I didn’t know what STAR WARS was, but the idea of staying up with my Dad to go to the theatre sounded amazing. Like any other kid, I immediately switched into a sincere and desperate form of begging. My mom said we could go, and my Dad said we had to hurry. And off we went.
When we got to the theatre, the place was packed with people. It was the first “rerelease” of the original series–“A New Hope”–and people were dressed up for the occasion.
We got there just in time.
When the lights went down, and the bombastic John Williams score began accompanying the yellow marquee of text, I was overwhelmed.
This movie just felt so much bigger than me–it wasn’t pandering to my interests or tastes. It was telling me the story was already well underway before I sat down in the theatre. And then, when the huge Star Destroyer appears in that opening scene?
I was converted.
Now, eighteen years later, I rushed to the theatre again to see THE FORCE AWAKENS. And it’s really great–you should see it. But I won’t spoil anything. (Seriously, I’m the guy who brings headphones to the movies so I don’t have to hear the audio of the trailers: that’s how surprised I want to be.)
But there’s something more to STAR WARS than just a big expansive universe. There’s a reason it’s tapped into our cultural psyche and become bigger than any other comparable sci-fi fantasy story.
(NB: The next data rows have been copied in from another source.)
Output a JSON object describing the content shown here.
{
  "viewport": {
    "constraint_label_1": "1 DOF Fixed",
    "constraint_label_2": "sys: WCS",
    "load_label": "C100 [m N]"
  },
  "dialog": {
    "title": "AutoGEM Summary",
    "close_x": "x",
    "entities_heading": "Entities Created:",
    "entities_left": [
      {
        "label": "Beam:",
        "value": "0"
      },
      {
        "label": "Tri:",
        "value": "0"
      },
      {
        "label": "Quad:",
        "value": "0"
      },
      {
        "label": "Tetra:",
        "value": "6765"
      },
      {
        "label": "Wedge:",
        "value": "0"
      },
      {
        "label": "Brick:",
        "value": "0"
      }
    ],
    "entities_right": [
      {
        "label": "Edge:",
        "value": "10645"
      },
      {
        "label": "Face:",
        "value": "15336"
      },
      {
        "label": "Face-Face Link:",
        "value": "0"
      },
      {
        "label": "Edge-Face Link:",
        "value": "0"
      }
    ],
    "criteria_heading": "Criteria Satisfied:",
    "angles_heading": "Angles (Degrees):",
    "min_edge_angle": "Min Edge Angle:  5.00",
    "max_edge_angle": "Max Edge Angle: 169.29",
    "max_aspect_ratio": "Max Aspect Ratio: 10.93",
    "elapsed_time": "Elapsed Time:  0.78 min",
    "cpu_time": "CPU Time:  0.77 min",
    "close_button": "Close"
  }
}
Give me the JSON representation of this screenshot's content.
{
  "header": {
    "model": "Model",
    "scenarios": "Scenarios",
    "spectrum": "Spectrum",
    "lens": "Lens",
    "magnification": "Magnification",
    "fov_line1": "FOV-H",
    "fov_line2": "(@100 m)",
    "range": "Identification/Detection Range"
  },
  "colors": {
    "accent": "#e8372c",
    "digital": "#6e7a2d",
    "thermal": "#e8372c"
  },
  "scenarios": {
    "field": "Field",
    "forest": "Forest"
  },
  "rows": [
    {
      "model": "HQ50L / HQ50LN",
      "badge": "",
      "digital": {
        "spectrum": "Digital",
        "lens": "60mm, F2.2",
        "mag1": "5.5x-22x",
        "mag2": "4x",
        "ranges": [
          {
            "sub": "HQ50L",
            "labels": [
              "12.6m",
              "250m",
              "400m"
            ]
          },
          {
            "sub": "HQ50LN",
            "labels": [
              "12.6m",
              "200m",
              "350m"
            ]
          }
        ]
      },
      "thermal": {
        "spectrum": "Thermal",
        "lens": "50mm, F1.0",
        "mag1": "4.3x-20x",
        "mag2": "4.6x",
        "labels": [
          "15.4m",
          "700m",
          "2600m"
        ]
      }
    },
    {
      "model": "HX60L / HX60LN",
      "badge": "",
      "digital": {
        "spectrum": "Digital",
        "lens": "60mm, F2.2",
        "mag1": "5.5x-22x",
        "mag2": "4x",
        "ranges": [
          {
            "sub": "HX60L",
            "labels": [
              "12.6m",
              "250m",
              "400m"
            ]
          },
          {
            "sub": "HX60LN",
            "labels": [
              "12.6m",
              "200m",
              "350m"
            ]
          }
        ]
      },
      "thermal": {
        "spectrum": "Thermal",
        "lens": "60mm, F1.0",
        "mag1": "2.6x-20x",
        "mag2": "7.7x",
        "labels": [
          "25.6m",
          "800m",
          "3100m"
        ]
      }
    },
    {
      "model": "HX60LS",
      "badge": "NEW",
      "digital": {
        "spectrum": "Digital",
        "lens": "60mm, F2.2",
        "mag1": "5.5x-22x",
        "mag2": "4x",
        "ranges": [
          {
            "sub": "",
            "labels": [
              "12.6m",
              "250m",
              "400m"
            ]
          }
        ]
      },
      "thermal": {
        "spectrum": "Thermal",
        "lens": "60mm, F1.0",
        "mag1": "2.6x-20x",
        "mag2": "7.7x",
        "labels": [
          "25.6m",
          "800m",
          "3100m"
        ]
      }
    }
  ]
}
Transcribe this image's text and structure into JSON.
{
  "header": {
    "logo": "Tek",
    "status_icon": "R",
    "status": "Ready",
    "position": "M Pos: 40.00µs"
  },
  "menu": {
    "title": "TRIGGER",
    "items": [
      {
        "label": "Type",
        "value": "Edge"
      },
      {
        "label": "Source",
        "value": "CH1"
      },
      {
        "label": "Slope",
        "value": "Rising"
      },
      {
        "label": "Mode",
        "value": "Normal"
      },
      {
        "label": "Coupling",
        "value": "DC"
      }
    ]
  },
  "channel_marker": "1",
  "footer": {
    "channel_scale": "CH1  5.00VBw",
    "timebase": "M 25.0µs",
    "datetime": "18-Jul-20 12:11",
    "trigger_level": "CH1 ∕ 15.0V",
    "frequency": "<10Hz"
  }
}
STAR WARS is always about ordinary people facing insurmountable odds, and throwing themselves in the way.
Evil, in the STAR WARS universe, is very real and very powerful. And it’s relentless, too. It causes most people to despair–to settle into a compromised existence that merely tries to stay out of the way of oppression.
Until a few ordinary people form a rebellion, and stand up with a smile.
STAR WARS captures the spirit of how children would like to make the world right. Things can be grim, but nobody gets to stay a cynic. Obviously, there are lightsaber fights and thrilling space battles, but that isn’t the emotional centre of the story.
The thing that gets you–the thing STAR WARS does better than any other movie I’ve seen–is give you the simple childlike hope that the world can be a better place when regular people decide to resist “the way the world is” because they know what it could be.
So when I saw a clip for the new movie, I cried a little bit. I was thinking of the world the way I understood it when I was nine, and thinking about how that imagination hasn’t left me. I was thinking how good it was to be there with my Dad.
I was thinking about how simple and innocent it is to believe regular people can still make a difference–even in a galaxy not so far away.